Mourir pollué avec le Pr. B.


Le livre du Professeur B. : « Ces maladies créées par l’homme » sorti au début de cette année 2004 a fait immédiatement un succès de librairie sans précédent. Précédé d’une couverture médiatique laudative unanime, Un seul couac dans ce concert d’éloge, mais non des moindres, celui du Pr. Tubiana(1) dans le Figaro concluant son article ainsi : « il serait injustifié et improductif d’accroître l’anxiété du public en se fondant sur des affirmations non étayées par des faits ». Clamabat in desertum. Le livre s’est arraché à la FNAC(2) tel le dernier David Bowie, avec rupture de stock et réédition dès la fin de la première semaine….
Pour tenter de comprendre pareil engouement, je l’ai lu.
Conclusion : la pensée unique doit être une pensée magique ! Au moins pour le tiroir caisse…

Qu’en dire en effet ?
Dès la première page, l’auteur nous prévient « Ce n’est pas un livre d’opinion ». On s’attend donc de la part de cet éminent (selon les médias) cancérologue, à un ouvrage rigoureux, solidement documenté et référencé, mettant en perspective l’environnement dans l’univers ô combien plus large des grandes problématiques de santé publique du monde. Il n’en est rien, bien au contraire.
D’affirmation en affirmation, le Pr. B. menace, pourfend, accuse et prophétise. Il faut un travail de décodage pour démêler la croyance de l’observation, l’idéologie de la preuve et la bonne foi de l’intérêt. Ce à quoi je me suis livrée, modestement mais minutieusement.

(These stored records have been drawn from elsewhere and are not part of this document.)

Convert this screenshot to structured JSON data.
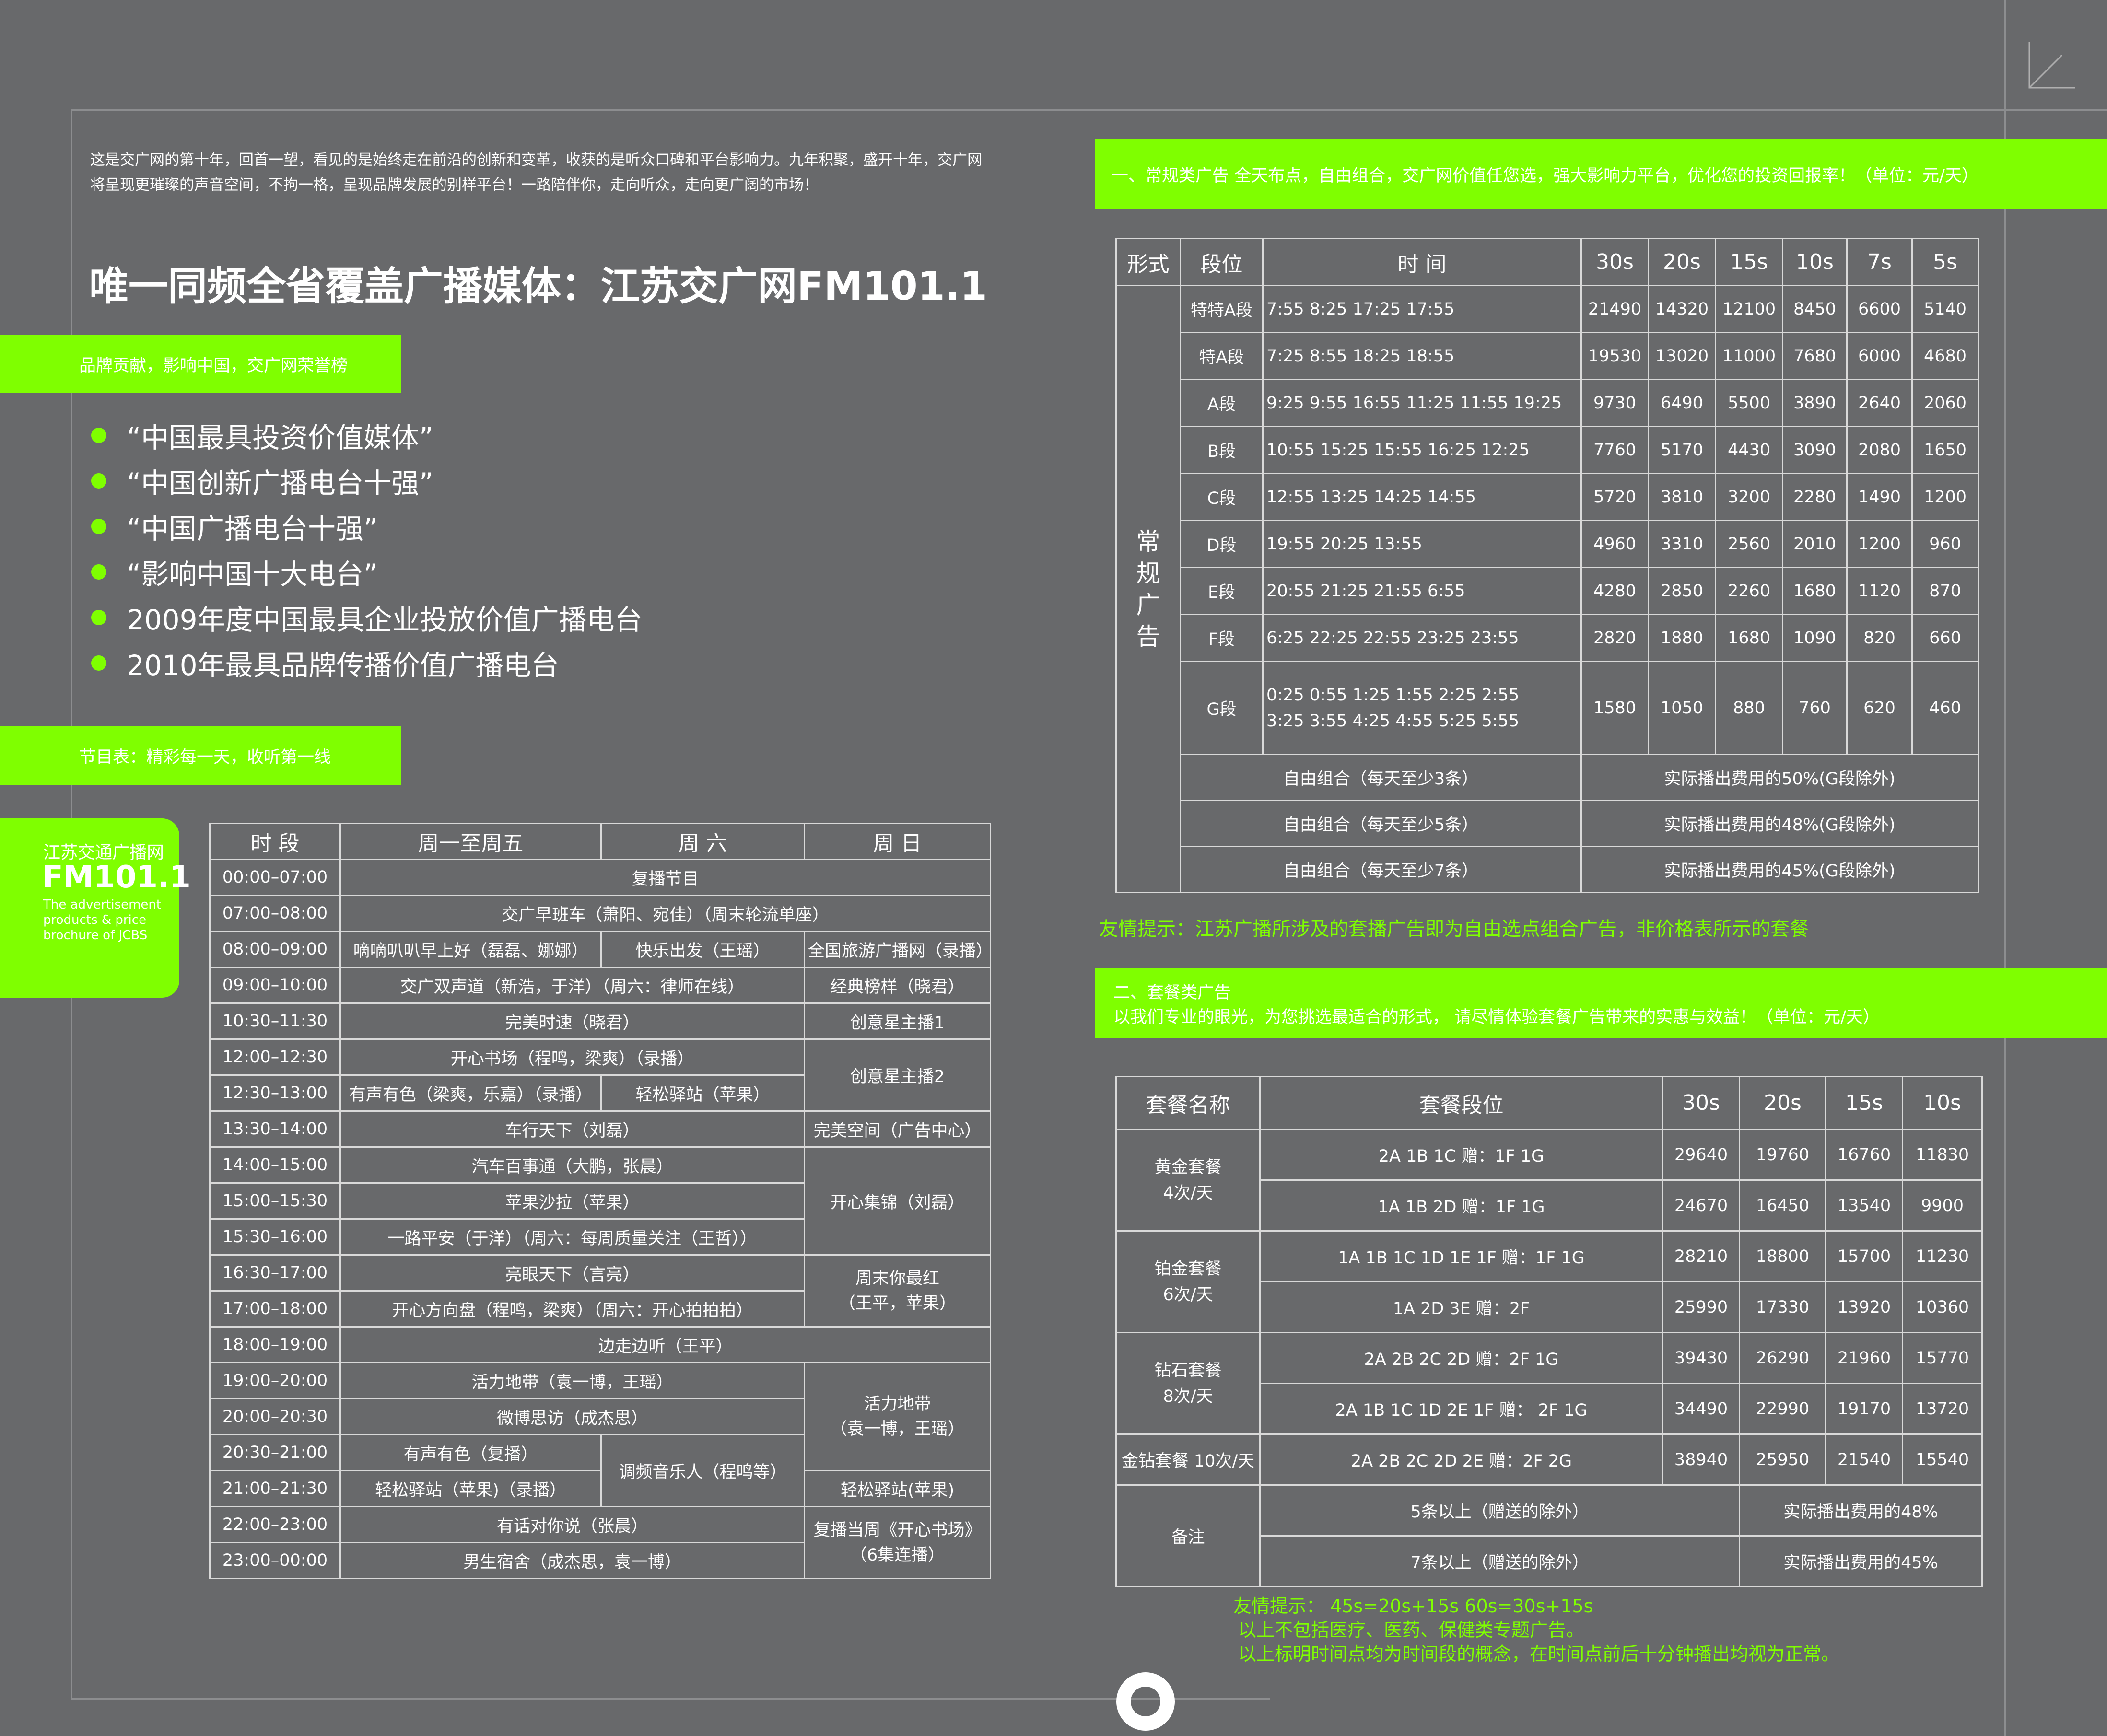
{
  "intro": "这是交广网的第十年，回首一望，看见的是始终走在前沿的创新和变革，收获的是听众口碑和平台影响力。九年积聚，盛开十年，交广网将呈现更璀璨的声音空间，不拘一格，呈现品牌发展的别样平台！一路陪伴你，走向听众，走向更广阔的市场！",
  "headline": "唯一同频全省覆盖广播媒体：江苏交广网FM101.1",
  "brand_bar": "品牌贡献，影响中国，交广网荣誉榜",
  "honors": [
    "“中国最具投资价值媒体”",
    "“中国创新广播电台十强”",
    "“中国广播电台十强”",
    "“影响中国十大电台”",
    " 2009年度中国最具企业投放价值广播电台",
    " 2010年最具品牌传播价值广播电台"
  ],
  "schedule_bar": "节目表：精彩每一天，收听第一线",
  "brand_box": {
    "line1": "江苏交通广播网",
    "line2": "FM101.1",
    "line3": "The advertisement products & price brochure of JCBS"
  },
  "schedule": {
    "headers": [
      "时 段",
      "周一至周五",
      "周 六",
      "周 日"
    ],
    "r1": [
      "00:00–07:00",
      "复播节目"
    ],
    "r2": [
      "07:00–08:00",
      "交广早班车（萧阳、宛佳）（周末轮流单座）"
    ],
    "r3": [
      "08:00–09:00",
      "嘀嘀叭叭早上好（磊磊、娜娜）",
      "快乐出发（王瑶）",
      "全国旅游广播网（录播）"
    ],
    "r4": [
      "09:00–10:00",
      "交广双声道（新浩，于洋）（周六：律师在线）",
      "经典榜样（晓君）"
    ],
    "r5": [
      "10:30–11:30",
      "完美时速（晓君）",
      "创意星主播1"
    ],
    "r6": [
      "12:00–12:30",
      "开心书场（程鸣，梁爽）（录播）",
      "创意星主播2"
    ],
    "r7": [
      "12:30–13:00",
      "有声有色（梁爽，乐嘉）（录播）",
      "轻松驿站（苹果）"
    ],
    "r8": [
      "13:30–14:00",
      "车行天下（刘磊）",
      "完美空间（广告中心）"
    ],
    "r9": [
      "14:00–15:00",
      "汽车百事通（大鹏，张晨）",
      "开心集锦（刘磊）"
    ],
    "r10": [
      "15:00–15:30",
      "苹果沙拉（苹果）"
    ],
    "r11": [
      "15:30–16:00",
      "一路平安（于洋）（周六：每周质量关注（王哲））"
    ],
    "r12": [
      "16:30–17:00",
      "亮眼天下（言亮）",
      "周末你最红",
      "（王平，苹果）"
    ],
    "r13": [
      "17:00–18:00",
      "开心方向盘（程鸣，梁爽）（周六：开心拍拍拍）"
    ],
    "r14": [
      "18:00–19:00",
      "边走边听（王平）"
    ],
    "r15": [
      "19:00–20:00",
      "活力地带（袁一博，王瑶）",
      "活力地带",
      "（袁一博，王瑶）"
    ],
    "r16": [
      "20:00–20:30",
      "微博思访（成杰思）"
    ],
    "r17": [
      "20:30–21:00",
      "有声有色（复播）",
      "调频音乐人（程鸣等）"
    ],
    "r18": [
      "21:00–21:30",
      "轻松驿站（苹果)（录播）",
      "轻松驿站(苹果)"
    ],
    "r19": [
      "22:00–23:00",
      "有话对你说（张晨）",
      "复播当周《开心书场》",
      "（6集连播）"
    ],
    "r20": [
      "23:00–00:00",
      "男生宿舍（成杰思，袁一博）"
    ]
  },
  "regular_bar": "一、常规类广告  全天布点，自由组合，交广网价值任您选，强大影响力平台，优化您的投资回报率！（单位：元/天）",
  "rates": {
    "headers": [
      "形式",
      "段位",
      "时    间",
      "30s",
      "20s",
      "15s",
      "10s",
      "7s",
      "5s"
    ],
    "category": "常规广告",
    "rows": [
      [
        "特特A段",
        "7:55   8:25   17:25  17:55",
        "21490",
        "14320",
        "12100",
        "8450",
        "6600",
        "5140"
      ],
      [
        "特A段",
        "7:25    8:55    18:25    18:55",
        "19530",
        "13020",
        "11000",
        "7680",
        "6000",
        "4680"
      ],
      [
        "A段",
        "9:25  9:55  16:55  11:25  11:55  19:25",
        "9730",
        "6490",
        "5500",
        "3890",
        "2640",
        "2060"
      ],
      [
        "B段",
        "10:55  15:25  15:55  16:25   12:25",
        "7760",
        "5170",
        "4430",
        "3090",
        "2080",
        "1650"
      ],
      [
        "C段",
        "12:55  13:25  14:25   14:55",
        "5720",
        "3810",
        "3200",
        "2280",
        "1490",
        "1200"
      ],
      [
        "D段",
        "19:55    20:25    13:55",
        "4960",
        "3310",
        "2560",
        "2010",
        "1200",
        "960"
      ],
      [
        "E段",
        "20:55   21:25    21:55   6:55",
        "4280",
        "2850",
        "2260",
        "1680",
        "1120",
        "870"
      ],
      [
        "F段",
        "6:25   22:25    22:55   23:25  23:55",
        "2820",
        "1880",
        "1680",
        "1090",
        "820",
        "660"
      ]
    ],
    "g_row": {
      "name": "G段",
      "time1": "0:25    0:55    1:25    1:55    2:25    2:55",
      "time2": "3:25    3:55    4:25    4:55    5:25    5:55",
      "values": [
        "1580",
        "1050",
        "880",
        "760",
        "620",
        "460"
      ]
    },
    "combos": [
      [
        "自由组合（每天至少3条）",
        "实际播出费用的50%(G段除外)"
      ],
      [
        "自由组合（每天至少5条）",
        "实际播出费用的48%(G段除外)"
      ],
      [
        "自由组合（每天至少7条）",
        "实际播出费用的45%(G段除外)"
      ]
    ]
  },
  "tip1": "友情提示：江苏广播所涉及的套播广告即为自由选点组合广告，非价格表所示的套餐",
  "package_bar": {
    "line1": "二、套餐类广告",
    "line2": "以我们专业的眼光，为您挑选最适合的形式， 请尽情体验套餐广告带来的实惠与效益！（单位：元/天）"
  },
  "packages": {
    "headers": [
      "套餐名称",
      "套餐段位",
      "30s",
      "20s",
      "15s",
      "10s"
    ],
    "gold": {
      "name": "黄金套餐",
      "freq": "4次/天",
      "rows": [
        [
          "2A    1B    1C     赠：1F  1G",
          "29640",
          "19760",
          "16760",
          "11830"
        ],
        [
          "1A    1B   2D     赠：1F  1G",
          "24670",
          "16450",
          "13540",
          "9900"
        ]
      ]
    },
    "platinum": {
      "name": "铂金套餐",
      "freq": "6次/天",
      "rows": [
        [
          "1A  1B  1C  1D  1E   1F    赠：1F  1G",
          "28210",
          "18800",
          "15700",
          "11230"
        ],
        [
          "1A  2D  3E    赠：2F",
          "25990",
          "17330",
          "13920",
          "10360"
        ]
      ]
    },
    "diamond": {
      "name": "钻石套餐",
      "freq": "8次/天",
      "rows": [
        [
          "2A    2B    2C    2D      赠：2F  1G",
          "39430",
          "26290",
          "21960",
          "15770"
        ],
        [
          "2A  1B  1C  1D  2E  1F  赠：  2F  1G",
          "34490",
          "22990",
          "19170",
          "13720"
        ]
      ]
    },
    "gold_diamond": {
      "name": "金钻套餐 10次/天",
      "row": [
        "2A   2B   2C   2D  2E   赠：2F  2G",
        "38940",
        "25950",
        "21540",
        "15540"
      ]
    },
    "note": {
      "label": "备注",
      "rows": [
        [
          "5条以上（赠送的除外）",
          "实际播出费用的48%"
        ],
        [
          "7条以上（赠送的除外）",
          "实际播出费用的45%"
        ]
      ]
    }
  },
  "tip2": {
    "line1": "友情提示：  45s=20s+15s   60s=30s+15s",
    "line2": "以上不包括医疗、医药、保健类专题广告。",
    "line3": "以上标明时间点均为时间段的概念，在时间点前后十分钟播出均视为正常。"
  },
  "colors": {
    "background": "#68696b",
    "accent": "#7fff00",
    "text": "#ffffff"
  }
}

L’ouvrage comporte 18 pages de références bibliographiques. 297 références très exactement. Sont-elles toutes différentes ? Il n’est pas aisé de le savoir car elles sont classées par chapitres et non référencées dans le texte.
Si l’on prend un auteur - au hasard le Pr. B. lui-même - il se cite18 fois. Mais son précédent livre(3) est repris 9 fois ! Peut-on extrapoler qu’il n’est pas impossible que certains auteurs acquis à la même cause que lui soient aussi repris de façon récurrente ?…

Fonde-t-il ses cris d’alarme sur des publications scientifiques rigoureuses ? Certes, il s’en trouve mais ce ne sont pas les plus nombreuses : on en compte 123, doublons compris.
Et, ce qui est beaucoup plus déroutant, il est impossible de savoir ce que disent vraiment ces auteurs puisqu’ils ne sont pas appelés, ni même cités, dans le texte.

Le lecteur, à l’esprit aussi rationnel que mal tourné, s’interroge : serait-il possible que le Pr B. fasse subir aux publications sur lesquelles il s’appuie le traitement qu’il dénonce lui-même : « Tout le monde sait qu’on peut faire dire n’importe quoi ou presque, à des données statistiques » et plus loin : « les moteurs de ces manipulations sont là encore l’argent et accessoirement la renommée scientifique » ?

Voyons un peu. Parlant de la cirrhose du foie d’origine alcoolique :« Elle a presque totalement disparu », affirme-t-il. C’est faire bien peu de cas des 35 000 décès attribuables annuellement à cette pathologie en France. Et de la consommation excessive d’alcool qui tue directement en Europe 4,2% des hommes et 2,1% des femmes(4) ….Etrange disparition. Y aurait-il - par pur hasard - une catégorie professionnelle française à qui un tel constat ferait plaisir ?….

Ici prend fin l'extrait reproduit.